Relentlessly back test models and reduce variances
Building a model is a process; the point is not just to produce accurate numbers but to generate a constant, evolving series of outputs that become even more accurate, more rapidly, as the forecasted period plays out. It should be obvious that a sophisticated model cannot be one that you “set and forget.” On the contrary, setting up the model is just the first step. Projections can be compared with actual results every week—and, sometimes, more often than that.
Sophisticated back testing delves into aggregating details. It may be, for example, that overestimations of some stores canceled out underestimations of others, or that cost of goods sold was very close to the forecasted amount, but components of, for instance, SG&A varied wildly—and that the divergence was netted out by interest expenses that were higher (or lower) than predicted. Companies can’t manage a variance if they don’t measure results with granularity.

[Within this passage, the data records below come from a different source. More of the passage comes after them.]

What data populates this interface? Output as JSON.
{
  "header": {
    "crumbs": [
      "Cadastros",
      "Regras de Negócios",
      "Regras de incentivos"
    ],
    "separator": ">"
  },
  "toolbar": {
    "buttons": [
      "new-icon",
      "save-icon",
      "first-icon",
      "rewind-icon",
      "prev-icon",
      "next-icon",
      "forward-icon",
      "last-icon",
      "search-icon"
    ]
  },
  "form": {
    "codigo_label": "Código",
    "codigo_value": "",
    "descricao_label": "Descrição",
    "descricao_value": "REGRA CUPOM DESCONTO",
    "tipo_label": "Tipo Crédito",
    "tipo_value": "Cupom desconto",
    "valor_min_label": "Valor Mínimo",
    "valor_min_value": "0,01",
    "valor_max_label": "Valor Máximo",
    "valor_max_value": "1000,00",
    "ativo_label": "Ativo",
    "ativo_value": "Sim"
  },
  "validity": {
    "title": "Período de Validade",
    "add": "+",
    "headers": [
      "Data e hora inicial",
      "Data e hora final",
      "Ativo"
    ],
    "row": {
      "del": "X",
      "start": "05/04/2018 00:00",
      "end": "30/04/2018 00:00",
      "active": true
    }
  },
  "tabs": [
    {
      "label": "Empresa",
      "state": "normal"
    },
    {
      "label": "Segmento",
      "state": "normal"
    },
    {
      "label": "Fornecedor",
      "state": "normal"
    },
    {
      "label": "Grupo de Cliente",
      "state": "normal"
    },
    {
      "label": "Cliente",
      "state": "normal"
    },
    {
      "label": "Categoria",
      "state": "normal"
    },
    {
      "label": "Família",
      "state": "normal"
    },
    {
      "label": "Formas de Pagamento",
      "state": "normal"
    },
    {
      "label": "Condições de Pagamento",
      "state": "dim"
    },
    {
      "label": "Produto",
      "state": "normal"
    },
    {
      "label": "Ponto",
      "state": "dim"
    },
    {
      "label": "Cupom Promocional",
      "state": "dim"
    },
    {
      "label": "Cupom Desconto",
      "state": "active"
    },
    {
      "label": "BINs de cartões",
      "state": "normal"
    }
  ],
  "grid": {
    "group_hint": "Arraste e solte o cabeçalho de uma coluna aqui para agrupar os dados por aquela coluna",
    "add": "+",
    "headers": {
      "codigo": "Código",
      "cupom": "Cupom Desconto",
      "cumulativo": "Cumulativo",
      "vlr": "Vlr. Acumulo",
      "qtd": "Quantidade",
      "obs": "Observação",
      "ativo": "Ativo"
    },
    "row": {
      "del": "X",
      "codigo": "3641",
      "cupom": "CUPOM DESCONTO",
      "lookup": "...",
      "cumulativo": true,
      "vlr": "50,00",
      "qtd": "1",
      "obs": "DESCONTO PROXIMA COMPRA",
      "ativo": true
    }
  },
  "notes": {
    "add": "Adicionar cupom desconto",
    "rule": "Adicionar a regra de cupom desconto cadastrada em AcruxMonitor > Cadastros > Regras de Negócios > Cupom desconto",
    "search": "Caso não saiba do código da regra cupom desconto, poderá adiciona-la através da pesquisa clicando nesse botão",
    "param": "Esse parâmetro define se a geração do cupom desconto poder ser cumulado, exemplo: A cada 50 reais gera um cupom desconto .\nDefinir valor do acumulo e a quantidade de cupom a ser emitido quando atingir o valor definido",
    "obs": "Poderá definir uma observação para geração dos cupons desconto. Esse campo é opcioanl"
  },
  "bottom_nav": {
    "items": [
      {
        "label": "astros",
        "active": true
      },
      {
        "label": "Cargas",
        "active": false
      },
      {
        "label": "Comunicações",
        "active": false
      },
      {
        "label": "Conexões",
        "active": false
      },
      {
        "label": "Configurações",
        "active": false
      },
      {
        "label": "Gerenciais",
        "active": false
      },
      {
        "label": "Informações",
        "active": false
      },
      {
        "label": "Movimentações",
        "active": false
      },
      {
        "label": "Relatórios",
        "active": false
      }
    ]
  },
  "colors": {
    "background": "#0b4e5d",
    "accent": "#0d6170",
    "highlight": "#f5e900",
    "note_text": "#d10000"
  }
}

As teams examine variances, they can often identify clear patterns. In one North American–based consumer-packaged-goods company, for example, back testing revealed that forecast monthly sales were overestimated by about five percentage points, month after month—a variance that proved easy to address but could have been corrected much earlier if the team had been conducting back testing every week. Moreover, back testing enables companies to get smarter about how much weight to assign a given component used to make macroeconomic assumptions (such as forecasts of GDP or inflation) and continually fine-tune the model. Revisiting assumptions has always been best practice, even if the process was tedious and too infrequently undertaken. Today, back testing can be automated significantly, and patterns can be identified more precisely by using AI, including generative AI.
It’s hard to make an accurate forecast in the easiest of times; it’s almost impossible when conditions are uncertain. But even—indeed, especially—in the face of tremendous complexity, FP&A teams can take specific actions to achieve clearer insights. Six of the most consequential practices are remarkably straightforward. CFOs and their FP&A teams can begin adopting them today.